Initially, I launched Supervisor Bullying for two main reasons. First, to tell my university supervisor bullying story involving my former graduate studies supervisor at the University of Ottawa Professor Rocci Luppicini. Subsequently, when I spoke out publicly about my grievances (in a LinkedIn post to Connections), the other two members of my uOttawa PhD thesis advisory committee, professors Liam Peyton (my PhD thesis academic supervisor for Area 2 of the PhD in DTI uOttawa Program) and Andre Vellino (my PhD thesis advisory committee member and PhD thesis examiner), denied me academic and professional support. I had been a graduate student at the University of Ottawa in excellent academic standing from 2012-2019.
Sadly, mine is far from a unique story in the world of academia.

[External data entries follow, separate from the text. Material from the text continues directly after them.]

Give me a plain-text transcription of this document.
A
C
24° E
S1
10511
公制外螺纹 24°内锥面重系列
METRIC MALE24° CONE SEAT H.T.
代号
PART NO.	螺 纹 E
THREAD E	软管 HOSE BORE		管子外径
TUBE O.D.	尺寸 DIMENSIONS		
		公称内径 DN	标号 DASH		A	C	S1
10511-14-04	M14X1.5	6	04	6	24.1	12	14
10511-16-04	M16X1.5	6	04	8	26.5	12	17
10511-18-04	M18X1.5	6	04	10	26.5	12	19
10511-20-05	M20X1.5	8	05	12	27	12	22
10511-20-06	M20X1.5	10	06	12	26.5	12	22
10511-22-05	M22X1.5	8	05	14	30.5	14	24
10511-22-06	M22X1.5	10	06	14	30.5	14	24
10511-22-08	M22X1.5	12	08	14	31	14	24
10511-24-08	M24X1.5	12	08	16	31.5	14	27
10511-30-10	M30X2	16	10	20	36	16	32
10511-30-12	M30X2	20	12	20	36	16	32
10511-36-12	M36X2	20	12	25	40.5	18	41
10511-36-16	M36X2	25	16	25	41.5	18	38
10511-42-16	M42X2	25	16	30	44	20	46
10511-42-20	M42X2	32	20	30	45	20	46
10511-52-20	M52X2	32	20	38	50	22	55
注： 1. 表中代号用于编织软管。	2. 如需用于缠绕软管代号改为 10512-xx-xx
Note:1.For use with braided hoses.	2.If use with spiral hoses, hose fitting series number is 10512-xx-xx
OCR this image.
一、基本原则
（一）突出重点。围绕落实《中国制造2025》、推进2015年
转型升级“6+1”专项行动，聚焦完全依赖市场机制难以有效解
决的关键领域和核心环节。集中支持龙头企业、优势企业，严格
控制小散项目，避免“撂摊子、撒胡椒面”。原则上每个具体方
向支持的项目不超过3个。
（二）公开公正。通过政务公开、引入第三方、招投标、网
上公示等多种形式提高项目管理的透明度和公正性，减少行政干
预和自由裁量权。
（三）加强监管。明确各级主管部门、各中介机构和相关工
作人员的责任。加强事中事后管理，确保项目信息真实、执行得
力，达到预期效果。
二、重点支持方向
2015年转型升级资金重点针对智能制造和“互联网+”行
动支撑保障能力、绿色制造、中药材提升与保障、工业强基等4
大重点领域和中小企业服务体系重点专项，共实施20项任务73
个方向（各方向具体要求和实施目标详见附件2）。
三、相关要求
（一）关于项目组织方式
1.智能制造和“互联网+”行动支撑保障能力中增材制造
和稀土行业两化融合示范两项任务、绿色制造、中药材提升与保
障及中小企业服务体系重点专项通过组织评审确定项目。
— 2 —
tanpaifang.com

But enough is enough–don’t you think? Which brings me to the second reason. I launched SupervisorBullying.com to tell the stories of other Canadian university graduate students and postdoctoral researchers who experienced bullying, harassment, abuse, or exploitation at the hands of unscrupulous supervising university professors.
Read my letter to uOttawa President Jacques Frémont about how to easily implement policy reforms to prevent supervisor bullying of students: Letter to uOttawa President Jacques Frémont. You may also be interested in How to end supervisor bullying at uOttawa.

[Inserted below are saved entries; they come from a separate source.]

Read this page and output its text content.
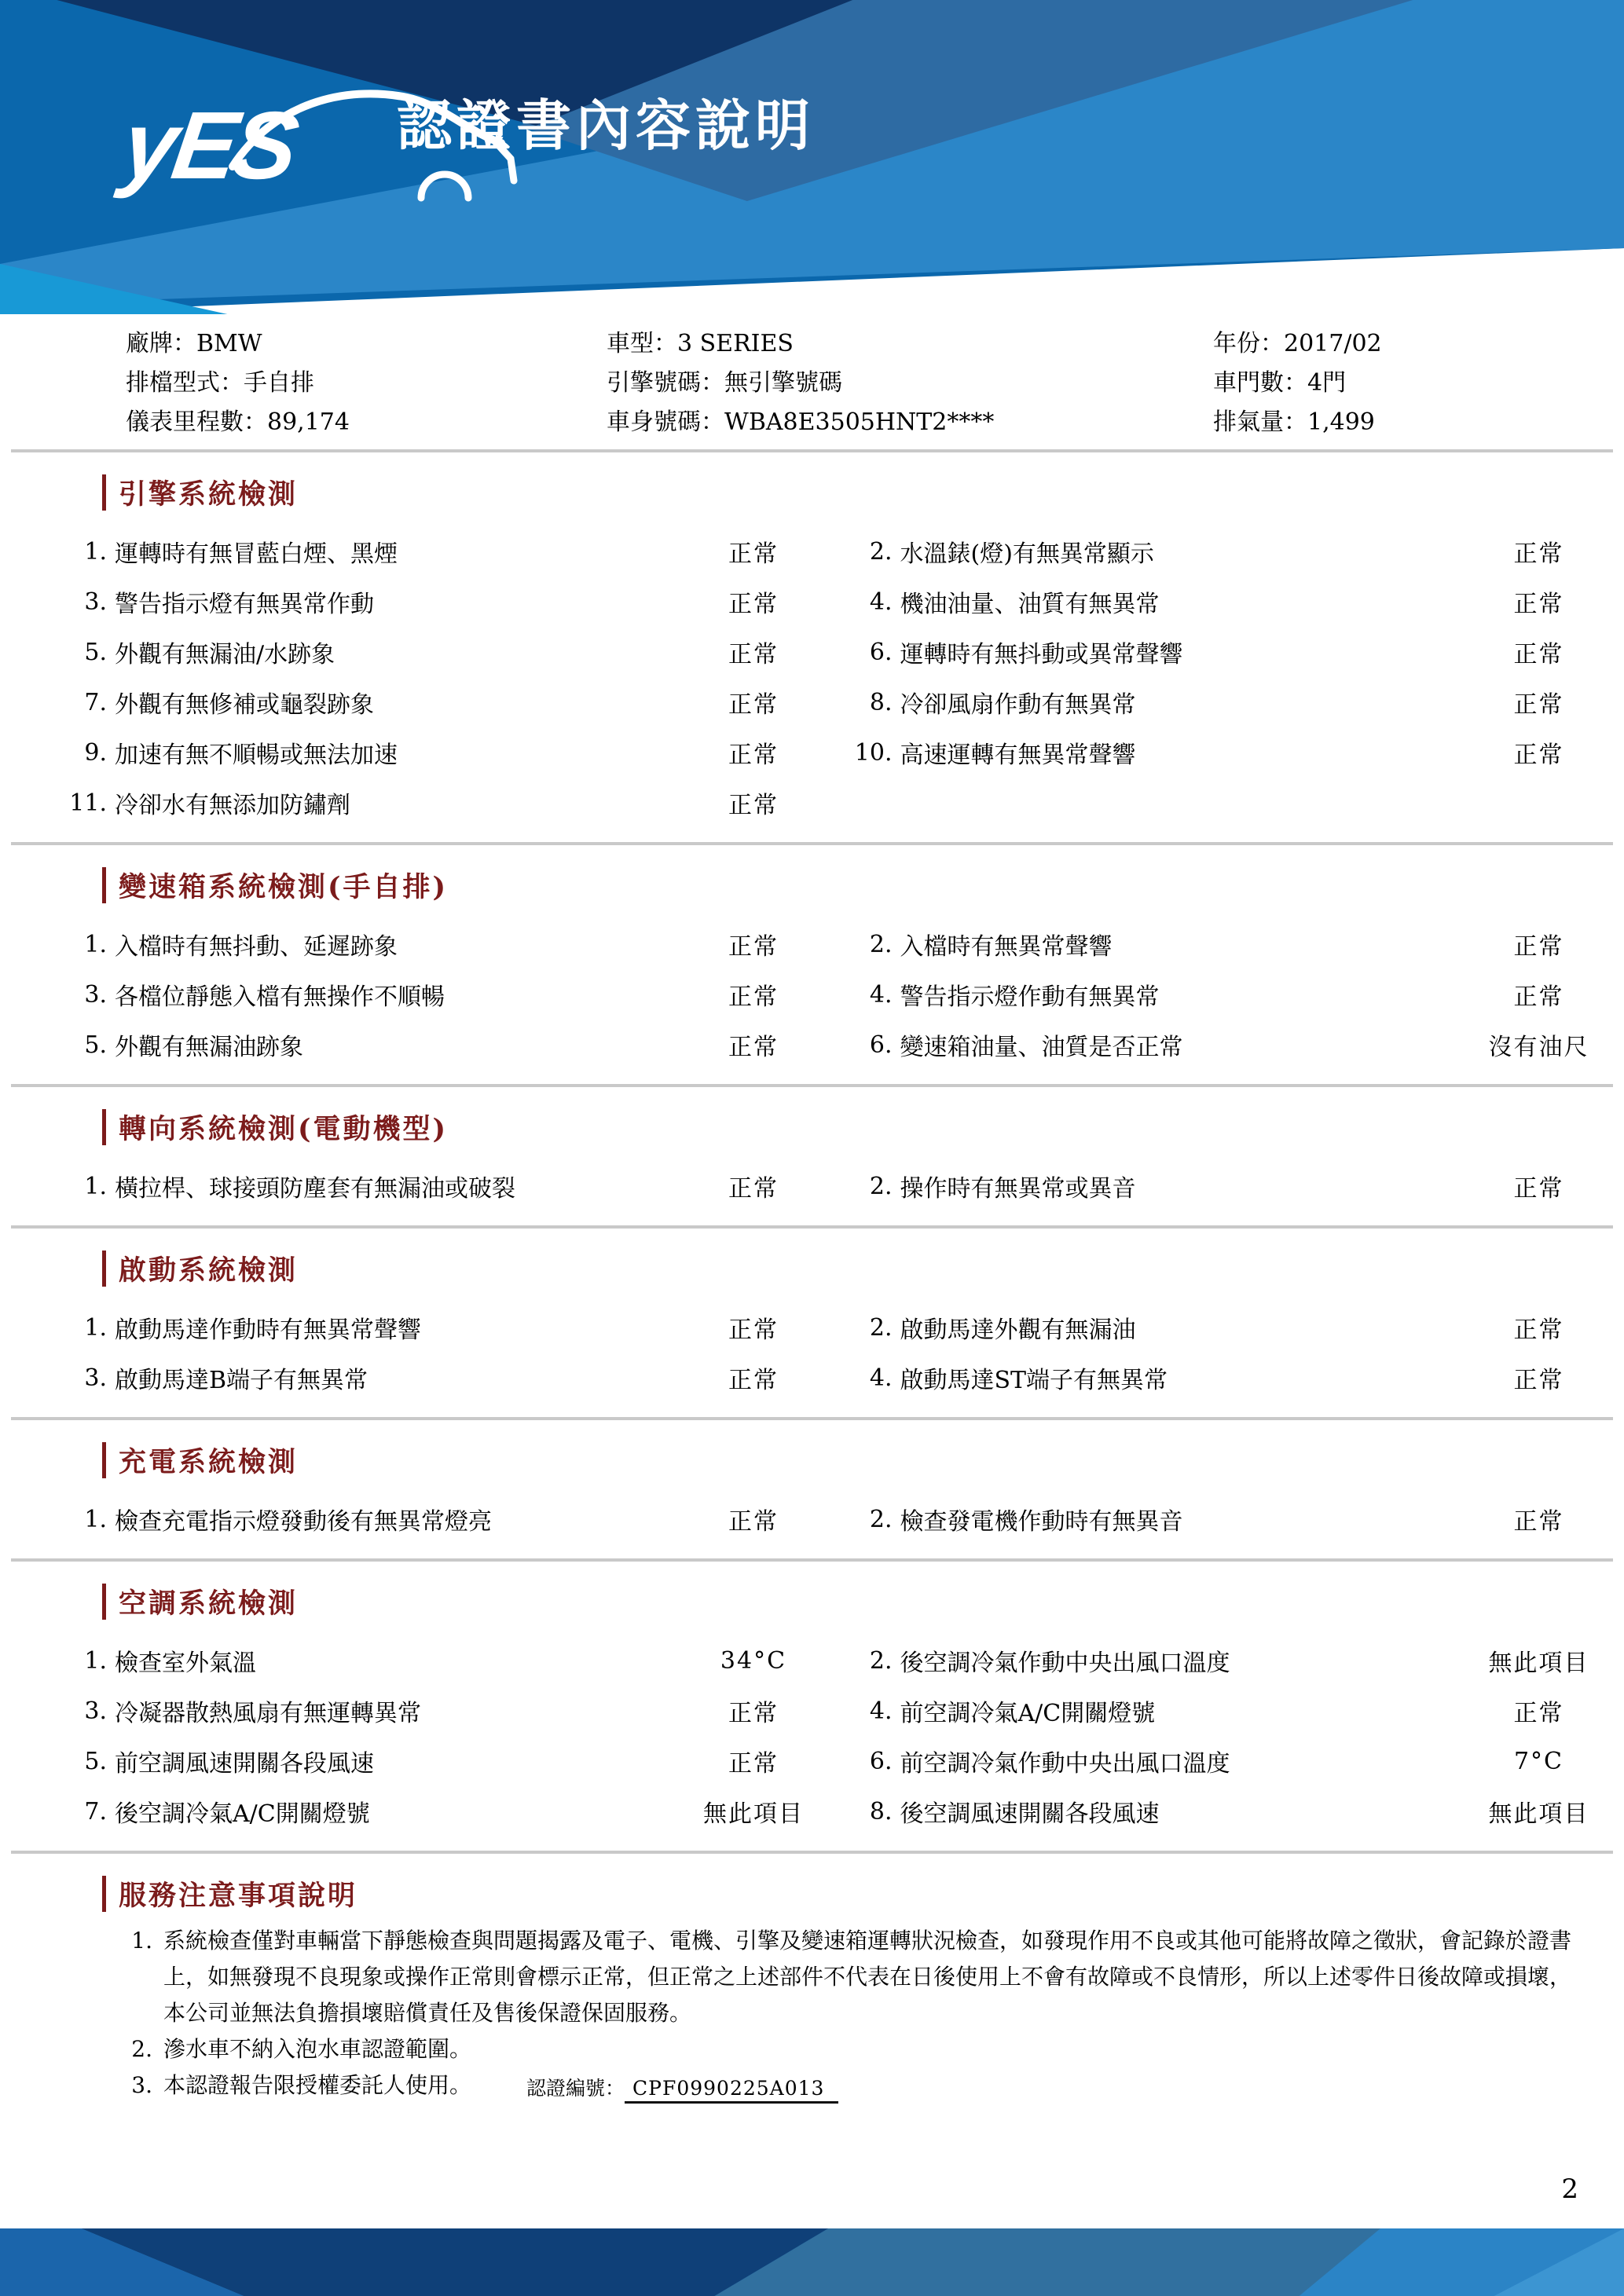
yES 認證書內容說明
廠牌：BMW	車型：3 SERIES	年份：2017/02
排檔型式：手自排	引擎號碼：無引擎號碼	車門數：4門
儀表里程數：89,174	車身號碼：WBA8E3505HNT2****	排氣量：1,499
引擎系統檢測
1. 運轉時有無冒藍白煙、黑煙	正常	2. 水溫錶(燈)有無異常顯示	正常
3. 警告指示燈有無異常作動	正常	4. 機油油量、油質有無異常	正常
5. 外觀有無漏油/水跡象	正常	6. 運轉時有無抖動或異常聲響	正常
7. 外觀有無修補或龜裂跡象	正常	8. 冷卻風扇作動有無異常	正常
9. 加速有無不順暢或無法加速	正常	10. 高速運轉有無異常聲響	正常
11. 冷卻水有無添加防鏽劑	正常
變速箱系統檢測(手自排)
1. 入檔時有無抖動、延遲跡象	正常	2. 入檔時有無異常聲響	正常
3. 各檔位靜態入檔有無操作不順暢	正常	4. 警告指示燈作動有無異常	正常
5. 外觀有無漏油跡象	正常	6. 變速箱油量、油質是否正常	沒有油尺
轉向系統檢測(電動機型)
1. 橫拉桿、球接頭防塵套有無漏油或破裂	正常	2. 操作時有無異常或異音	正常
啟動系統檢測
1. 啟動馬達作動時有無異常聲響	正常	2. 啟動馬達外觀有無漏油	正常
3. 啟動馬達B端子有無異常	正常	4. 啟動馬達ST端子有無異常	正常
充電系統檢測
1. 檢查充電指示燈發動後有無異常燈亮	正常	2. 檢查發電機作動時有無異音	正常
空調系統檢測
1. 檢查室外氣溫	34°C	2. 後空調冷氣作動中央出風口溫度	無此項目
3. 冷凝器散熱風扇有無運轉異常	正常	4. 前空調冷氣A/C開關燈號	正常
5. 前空調風速開關各段風速	正常	6. 前空調冷氣作動中央出風口溫度	7°C
7. 後空調冷氣A/C開關燈號	無此項目	8. 後空調風速開關各段風速	無此項目
服務注意事項說明
1. 系統檢查僅對車輛當下靜態檢查與問題揭露及電子、電機、引擎及變速箱運轉狀況檢查，如發現作用不良或其他可能將故障之徵狀，會記錄於證書上，如無發現不良現象或操作正常則會標示正常，但正常之上述部件不代表在日後使用上不會有故障或不良情形，所以上述零件日後故障或損壞，本公司並無法負擔損壞賠償責任及售後保證保固服務。

2. 滲水車不納入泡水車認證範圍。

3. 本認證報告限授權委託人使用。	認證編號： CPF0990225A013
2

I obtained my PhD in Digital Transformation and Innovation in April 2020 from the PhD in DTI uOttawa Program at uOttawa engineering, School of Electrical Engineering and Computer Science (EECS), on the topic of ethical hacking sociotechnology (thesis title, Technoethics and sensemaking: Risk assessment and knowledge management of ethical hacking in a sociotechnical society).
We’re especially concerned here with the dreadful imbalance of power between graduate students/postdoctoral researchers and tenured university professors.

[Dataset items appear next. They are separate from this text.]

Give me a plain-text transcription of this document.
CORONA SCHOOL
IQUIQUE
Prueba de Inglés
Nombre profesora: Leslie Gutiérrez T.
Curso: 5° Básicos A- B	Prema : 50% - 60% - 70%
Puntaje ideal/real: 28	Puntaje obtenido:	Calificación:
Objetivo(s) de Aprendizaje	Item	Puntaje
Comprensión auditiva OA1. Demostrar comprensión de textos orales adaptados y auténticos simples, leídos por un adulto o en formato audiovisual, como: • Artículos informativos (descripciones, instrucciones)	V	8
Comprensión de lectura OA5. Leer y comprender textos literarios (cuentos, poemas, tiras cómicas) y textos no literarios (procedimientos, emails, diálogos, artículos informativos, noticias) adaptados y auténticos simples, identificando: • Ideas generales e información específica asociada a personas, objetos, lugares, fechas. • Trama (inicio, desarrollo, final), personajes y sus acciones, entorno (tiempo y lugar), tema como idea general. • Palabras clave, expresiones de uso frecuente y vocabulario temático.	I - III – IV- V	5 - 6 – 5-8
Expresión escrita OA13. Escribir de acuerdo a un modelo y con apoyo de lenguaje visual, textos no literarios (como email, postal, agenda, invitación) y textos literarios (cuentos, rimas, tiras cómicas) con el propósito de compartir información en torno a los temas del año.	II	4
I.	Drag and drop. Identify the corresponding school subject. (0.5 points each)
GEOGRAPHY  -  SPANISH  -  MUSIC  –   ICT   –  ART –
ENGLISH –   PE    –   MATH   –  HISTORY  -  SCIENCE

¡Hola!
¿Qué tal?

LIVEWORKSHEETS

This policy reform advocacy website is dedicated to,
- Documenting cases of university supervisor bullying, harassment, abuse, or exploitation against university students and postdoctoral researchers in Canadian post-secondary education institutions in support of the ambitious goal of affecting positive social change for the greater good;
- Policy reform in Canadian higher education institutions to address policy holes (structural vulnerabilities) allowing university professors to bully and exploit graduate students;
- Mobilizing for policy reform through raising awareness and organizing grassroots social change activities via engaging students and researchers, university professors, the media, and policymakers; and
- Providing strategies and resources for dealing with university supervisor bullying, harassment, abuse, and exploitation.